Ten years have passed since the last train accident killed passengers or rail staff on Britain’s mainline railways, which is unprecedented in their history, according to rail industry body RSSB.
The accident at Grayrigg 10 years ago on 23 February 2007 was the last time a passenger died in a train accident scenario such as a derailment or collision. In comparison, five people die on Britain’s roads every day.
Detailed analysis by RSSB shows that rail passengers genuinely are safer, with train accident fatality risk falling 87% since the year 2000, as both accidents and their causes, such as trains passing red signals, are at an all-time low.
RSSB has also looked at incidents which have most potential to turn into more serious accidents including trains striking objects and derailments, and these too are falling, with just 17 incidents in 2016 compared to 45 in 2007.

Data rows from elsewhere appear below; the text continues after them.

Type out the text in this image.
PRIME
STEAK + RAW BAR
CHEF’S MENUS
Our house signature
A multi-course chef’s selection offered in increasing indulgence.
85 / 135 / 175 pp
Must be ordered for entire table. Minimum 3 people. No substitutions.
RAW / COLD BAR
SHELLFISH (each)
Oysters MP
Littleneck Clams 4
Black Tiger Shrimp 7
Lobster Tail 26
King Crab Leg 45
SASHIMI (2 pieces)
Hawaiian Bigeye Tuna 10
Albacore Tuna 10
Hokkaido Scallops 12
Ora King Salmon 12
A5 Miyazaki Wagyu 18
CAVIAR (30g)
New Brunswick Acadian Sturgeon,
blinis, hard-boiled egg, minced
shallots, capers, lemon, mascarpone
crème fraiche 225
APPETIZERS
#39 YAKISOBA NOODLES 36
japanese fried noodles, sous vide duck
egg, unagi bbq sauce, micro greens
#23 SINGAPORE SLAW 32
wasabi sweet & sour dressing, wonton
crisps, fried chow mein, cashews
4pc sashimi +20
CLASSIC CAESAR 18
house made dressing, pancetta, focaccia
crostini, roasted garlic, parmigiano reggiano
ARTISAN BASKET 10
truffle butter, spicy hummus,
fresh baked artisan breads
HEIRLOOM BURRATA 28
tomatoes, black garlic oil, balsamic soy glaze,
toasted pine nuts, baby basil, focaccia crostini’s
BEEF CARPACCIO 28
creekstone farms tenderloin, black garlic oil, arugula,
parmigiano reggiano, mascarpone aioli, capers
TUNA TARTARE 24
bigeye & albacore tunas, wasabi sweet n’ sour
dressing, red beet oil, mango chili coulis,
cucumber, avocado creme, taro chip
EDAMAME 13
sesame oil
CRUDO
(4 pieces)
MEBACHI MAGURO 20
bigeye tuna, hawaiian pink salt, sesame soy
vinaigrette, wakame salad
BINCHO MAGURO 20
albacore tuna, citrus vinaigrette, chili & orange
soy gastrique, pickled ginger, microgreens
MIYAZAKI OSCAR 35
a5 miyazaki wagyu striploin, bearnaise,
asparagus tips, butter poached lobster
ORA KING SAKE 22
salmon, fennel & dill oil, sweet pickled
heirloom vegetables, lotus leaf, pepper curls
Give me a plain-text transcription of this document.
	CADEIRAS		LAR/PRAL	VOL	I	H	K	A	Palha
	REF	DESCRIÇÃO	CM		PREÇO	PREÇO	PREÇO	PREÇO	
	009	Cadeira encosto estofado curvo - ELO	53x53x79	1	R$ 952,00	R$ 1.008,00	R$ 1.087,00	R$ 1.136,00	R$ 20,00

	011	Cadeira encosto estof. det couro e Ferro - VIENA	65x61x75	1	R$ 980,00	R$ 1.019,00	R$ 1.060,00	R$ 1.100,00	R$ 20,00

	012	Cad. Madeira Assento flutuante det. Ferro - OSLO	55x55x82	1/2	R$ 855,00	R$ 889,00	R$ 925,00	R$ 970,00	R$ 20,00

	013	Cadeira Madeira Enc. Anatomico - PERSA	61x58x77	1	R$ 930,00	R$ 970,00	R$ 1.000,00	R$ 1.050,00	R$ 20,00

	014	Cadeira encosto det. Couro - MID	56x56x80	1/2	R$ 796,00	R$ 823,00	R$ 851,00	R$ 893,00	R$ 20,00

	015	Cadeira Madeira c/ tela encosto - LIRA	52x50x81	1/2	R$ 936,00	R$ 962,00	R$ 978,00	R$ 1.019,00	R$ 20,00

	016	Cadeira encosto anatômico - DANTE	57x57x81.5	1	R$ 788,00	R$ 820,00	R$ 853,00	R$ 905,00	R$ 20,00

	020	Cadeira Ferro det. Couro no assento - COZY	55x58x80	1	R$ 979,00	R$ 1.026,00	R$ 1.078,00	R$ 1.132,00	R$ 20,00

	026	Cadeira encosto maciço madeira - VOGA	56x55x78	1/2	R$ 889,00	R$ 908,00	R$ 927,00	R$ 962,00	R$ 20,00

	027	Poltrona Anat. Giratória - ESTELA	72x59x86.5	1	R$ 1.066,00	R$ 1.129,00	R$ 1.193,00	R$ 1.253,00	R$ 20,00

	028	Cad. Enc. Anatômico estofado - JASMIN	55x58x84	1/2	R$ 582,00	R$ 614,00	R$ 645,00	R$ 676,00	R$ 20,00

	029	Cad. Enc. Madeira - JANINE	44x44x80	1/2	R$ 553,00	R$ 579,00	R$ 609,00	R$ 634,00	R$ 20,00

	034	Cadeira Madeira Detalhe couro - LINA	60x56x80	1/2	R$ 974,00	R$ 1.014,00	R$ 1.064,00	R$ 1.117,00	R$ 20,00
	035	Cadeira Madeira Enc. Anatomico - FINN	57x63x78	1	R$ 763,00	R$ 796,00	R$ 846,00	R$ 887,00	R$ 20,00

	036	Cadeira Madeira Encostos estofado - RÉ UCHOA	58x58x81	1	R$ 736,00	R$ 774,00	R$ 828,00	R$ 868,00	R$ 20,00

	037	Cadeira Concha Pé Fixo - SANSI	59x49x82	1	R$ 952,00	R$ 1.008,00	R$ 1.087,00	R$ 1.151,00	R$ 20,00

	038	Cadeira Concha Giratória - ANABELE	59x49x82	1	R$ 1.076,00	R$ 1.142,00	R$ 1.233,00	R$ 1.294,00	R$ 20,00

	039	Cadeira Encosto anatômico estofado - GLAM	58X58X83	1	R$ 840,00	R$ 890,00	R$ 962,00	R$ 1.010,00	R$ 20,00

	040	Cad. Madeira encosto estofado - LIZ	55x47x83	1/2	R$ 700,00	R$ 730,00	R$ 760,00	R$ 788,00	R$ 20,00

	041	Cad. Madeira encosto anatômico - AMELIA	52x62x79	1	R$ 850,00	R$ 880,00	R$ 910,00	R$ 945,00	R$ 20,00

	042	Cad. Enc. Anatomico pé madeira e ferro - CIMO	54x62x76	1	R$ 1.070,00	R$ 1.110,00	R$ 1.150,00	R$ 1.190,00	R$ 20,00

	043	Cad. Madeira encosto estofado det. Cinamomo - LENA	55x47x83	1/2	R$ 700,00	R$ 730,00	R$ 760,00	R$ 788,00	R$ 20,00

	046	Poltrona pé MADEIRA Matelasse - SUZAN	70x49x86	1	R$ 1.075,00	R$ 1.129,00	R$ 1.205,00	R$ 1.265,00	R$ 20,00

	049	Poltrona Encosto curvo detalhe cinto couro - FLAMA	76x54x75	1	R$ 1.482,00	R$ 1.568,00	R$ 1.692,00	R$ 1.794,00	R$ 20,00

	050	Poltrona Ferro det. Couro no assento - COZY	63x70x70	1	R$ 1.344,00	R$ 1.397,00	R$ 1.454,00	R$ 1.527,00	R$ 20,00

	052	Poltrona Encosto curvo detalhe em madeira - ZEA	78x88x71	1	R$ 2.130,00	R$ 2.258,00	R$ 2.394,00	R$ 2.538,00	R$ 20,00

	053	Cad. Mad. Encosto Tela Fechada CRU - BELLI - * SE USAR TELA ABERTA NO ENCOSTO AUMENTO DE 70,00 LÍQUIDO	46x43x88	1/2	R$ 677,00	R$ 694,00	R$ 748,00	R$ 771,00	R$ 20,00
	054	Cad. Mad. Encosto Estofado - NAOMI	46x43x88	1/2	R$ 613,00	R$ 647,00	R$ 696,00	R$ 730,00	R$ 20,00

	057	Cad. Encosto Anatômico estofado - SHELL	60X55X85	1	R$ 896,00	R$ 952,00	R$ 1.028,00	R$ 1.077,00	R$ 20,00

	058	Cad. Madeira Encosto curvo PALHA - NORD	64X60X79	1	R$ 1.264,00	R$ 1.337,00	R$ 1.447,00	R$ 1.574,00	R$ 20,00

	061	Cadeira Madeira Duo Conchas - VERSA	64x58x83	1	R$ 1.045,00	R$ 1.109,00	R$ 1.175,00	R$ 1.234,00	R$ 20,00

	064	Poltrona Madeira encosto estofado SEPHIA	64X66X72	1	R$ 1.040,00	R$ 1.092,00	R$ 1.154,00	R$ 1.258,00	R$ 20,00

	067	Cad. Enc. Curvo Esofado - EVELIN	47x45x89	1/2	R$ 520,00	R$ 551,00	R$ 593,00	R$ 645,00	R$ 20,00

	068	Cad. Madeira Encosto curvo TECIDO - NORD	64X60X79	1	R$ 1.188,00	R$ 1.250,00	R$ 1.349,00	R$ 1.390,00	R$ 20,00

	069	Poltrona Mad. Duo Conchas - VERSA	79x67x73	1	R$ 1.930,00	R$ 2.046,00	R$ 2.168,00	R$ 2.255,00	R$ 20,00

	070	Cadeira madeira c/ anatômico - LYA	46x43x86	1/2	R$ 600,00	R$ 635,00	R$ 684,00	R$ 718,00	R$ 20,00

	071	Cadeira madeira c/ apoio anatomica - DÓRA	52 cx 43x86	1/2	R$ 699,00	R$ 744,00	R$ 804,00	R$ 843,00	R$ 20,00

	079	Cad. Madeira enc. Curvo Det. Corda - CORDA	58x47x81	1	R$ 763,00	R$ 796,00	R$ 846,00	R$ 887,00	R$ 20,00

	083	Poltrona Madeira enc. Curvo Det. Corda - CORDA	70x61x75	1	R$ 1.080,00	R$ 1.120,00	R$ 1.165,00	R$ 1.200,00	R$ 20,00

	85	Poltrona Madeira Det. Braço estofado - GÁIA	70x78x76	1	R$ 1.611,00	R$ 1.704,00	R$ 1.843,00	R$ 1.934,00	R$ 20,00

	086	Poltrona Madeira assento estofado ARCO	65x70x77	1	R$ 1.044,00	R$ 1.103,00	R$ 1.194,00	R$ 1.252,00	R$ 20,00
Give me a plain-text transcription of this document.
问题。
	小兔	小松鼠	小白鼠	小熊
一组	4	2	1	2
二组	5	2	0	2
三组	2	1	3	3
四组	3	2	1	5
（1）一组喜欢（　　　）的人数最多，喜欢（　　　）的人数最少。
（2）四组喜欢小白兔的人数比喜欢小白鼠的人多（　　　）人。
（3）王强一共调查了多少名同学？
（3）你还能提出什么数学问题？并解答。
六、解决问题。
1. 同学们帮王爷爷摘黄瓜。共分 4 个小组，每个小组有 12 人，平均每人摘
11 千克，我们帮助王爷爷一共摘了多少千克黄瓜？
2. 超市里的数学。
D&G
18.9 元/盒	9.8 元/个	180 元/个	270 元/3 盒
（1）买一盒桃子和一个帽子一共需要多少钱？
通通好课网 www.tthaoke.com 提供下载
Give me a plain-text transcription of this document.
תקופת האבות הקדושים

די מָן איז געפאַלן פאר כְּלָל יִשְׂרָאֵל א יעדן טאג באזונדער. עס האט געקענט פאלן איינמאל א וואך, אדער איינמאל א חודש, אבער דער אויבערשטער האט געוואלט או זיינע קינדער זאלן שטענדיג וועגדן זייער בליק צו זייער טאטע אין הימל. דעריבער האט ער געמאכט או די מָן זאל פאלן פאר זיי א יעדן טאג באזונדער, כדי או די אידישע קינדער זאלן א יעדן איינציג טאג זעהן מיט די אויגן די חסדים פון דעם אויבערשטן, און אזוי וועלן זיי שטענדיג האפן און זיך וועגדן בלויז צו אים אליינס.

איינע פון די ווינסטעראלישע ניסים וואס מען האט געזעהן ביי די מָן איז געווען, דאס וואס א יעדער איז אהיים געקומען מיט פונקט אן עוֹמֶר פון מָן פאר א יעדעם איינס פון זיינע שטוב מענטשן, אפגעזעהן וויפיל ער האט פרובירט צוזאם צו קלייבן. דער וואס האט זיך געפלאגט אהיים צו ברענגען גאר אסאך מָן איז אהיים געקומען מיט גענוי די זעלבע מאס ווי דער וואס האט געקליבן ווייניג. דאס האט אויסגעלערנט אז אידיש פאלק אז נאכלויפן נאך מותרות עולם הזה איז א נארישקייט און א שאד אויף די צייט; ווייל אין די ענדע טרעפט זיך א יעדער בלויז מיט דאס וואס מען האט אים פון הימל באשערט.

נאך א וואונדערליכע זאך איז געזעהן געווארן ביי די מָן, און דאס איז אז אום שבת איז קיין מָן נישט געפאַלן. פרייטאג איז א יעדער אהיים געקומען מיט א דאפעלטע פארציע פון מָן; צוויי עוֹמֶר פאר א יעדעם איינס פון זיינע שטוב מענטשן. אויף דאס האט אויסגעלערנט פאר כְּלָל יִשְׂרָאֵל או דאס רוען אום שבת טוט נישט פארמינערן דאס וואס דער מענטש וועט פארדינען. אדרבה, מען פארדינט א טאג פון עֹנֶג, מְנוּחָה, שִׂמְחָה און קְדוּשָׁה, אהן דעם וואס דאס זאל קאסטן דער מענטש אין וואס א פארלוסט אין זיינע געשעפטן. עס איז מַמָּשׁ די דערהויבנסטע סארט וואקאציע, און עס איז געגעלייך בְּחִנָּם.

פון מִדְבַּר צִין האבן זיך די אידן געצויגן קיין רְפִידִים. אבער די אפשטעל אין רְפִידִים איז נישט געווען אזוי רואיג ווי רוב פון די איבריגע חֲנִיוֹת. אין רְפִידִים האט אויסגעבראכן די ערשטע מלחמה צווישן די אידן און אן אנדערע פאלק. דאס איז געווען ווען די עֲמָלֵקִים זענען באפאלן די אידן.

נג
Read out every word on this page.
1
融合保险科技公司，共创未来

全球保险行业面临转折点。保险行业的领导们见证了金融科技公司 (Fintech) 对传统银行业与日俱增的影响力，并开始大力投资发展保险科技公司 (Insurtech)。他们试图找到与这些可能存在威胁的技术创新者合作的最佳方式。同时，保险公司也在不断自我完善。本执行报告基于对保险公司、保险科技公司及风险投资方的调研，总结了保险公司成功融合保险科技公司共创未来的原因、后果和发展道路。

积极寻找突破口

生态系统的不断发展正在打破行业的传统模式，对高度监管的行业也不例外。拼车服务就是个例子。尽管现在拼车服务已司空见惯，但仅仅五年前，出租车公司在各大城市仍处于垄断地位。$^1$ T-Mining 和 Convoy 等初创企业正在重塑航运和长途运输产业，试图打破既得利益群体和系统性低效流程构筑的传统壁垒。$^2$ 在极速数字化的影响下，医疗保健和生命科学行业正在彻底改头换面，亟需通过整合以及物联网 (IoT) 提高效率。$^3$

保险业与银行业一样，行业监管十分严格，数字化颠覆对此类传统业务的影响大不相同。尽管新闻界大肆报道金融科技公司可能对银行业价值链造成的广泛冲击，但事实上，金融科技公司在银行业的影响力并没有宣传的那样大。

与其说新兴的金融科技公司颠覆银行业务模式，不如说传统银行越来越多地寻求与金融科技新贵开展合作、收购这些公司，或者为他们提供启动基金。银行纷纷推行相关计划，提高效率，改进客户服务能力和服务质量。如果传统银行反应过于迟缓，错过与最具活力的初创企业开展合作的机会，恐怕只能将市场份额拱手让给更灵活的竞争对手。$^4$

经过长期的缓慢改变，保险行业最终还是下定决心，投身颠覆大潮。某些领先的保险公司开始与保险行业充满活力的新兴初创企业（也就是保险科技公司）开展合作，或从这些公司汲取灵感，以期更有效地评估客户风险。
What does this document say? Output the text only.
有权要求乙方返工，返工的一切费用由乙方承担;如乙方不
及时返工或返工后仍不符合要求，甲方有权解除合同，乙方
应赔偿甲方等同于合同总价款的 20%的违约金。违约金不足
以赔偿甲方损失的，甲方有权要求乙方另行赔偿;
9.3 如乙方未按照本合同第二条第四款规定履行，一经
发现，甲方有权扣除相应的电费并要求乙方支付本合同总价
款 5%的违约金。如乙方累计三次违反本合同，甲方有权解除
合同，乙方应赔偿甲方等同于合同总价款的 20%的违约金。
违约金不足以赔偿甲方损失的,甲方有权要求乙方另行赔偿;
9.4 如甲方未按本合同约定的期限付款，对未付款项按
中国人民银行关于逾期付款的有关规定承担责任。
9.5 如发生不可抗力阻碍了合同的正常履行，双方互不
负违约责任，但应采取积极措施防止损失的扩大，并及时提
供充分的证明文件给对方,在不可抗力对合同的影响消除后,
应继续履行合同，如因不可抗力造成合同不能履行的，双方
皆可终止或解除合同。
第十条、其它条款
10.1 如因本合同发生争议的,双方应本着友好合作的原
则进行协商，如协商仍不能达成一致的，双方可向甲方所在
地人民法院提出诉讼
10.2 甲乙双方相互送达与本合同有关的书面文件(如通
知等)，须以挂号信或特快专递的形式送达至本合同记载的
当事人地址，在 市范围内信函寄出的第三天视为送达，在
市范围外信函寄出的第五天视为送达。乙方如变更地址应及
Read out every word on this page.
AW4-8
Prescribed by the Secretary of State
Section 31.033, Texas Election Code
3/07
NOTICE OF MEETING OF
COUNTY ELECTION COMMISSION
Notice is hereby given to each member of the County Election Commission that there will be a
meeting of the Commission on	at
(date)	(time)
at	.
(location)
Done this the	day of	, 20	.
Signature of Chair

Lives were also saved 10 years ago at Grayrigg thanks to the train’s crashworthiness and the use of laminated glass in the windows. Research shows these prevent people from being ejected from the train.
RSSB’s Director of System Safety, George Bearfield said:
This unprecedented 10-year respite does not, of course, mean that train accidents are consigned to history. It’s still possible for accidents involving trains, or vehicles like trains, to happen, as shown elsewhere. We have seen major accidents overseas in recent months, and also the major tram incident in Croydon in November last year. The railways’ safety performance is maintained through continual learning and industry is ready to learn any relevant transferable lessons for the mainline railway in Britain.
By remaining vigilant and avoiding complacency, the railways have maintained a methodical and targeted approach to managing risk and improving safety. Stronger trains, better signalling and protection, and day-to-day dedication of rail staff have all played their part too.
Train accidents have a tragic impact on passengers, rail staff, and their families – the derailment at Grayrigg resulted in tragedy for the family of Margaret Masson who died. It also required heroism from rail staff, emergency services and the local community in the aftermath. Our thoughts are with them as much as they are with the progress we’ve made as an industry in the intervening period.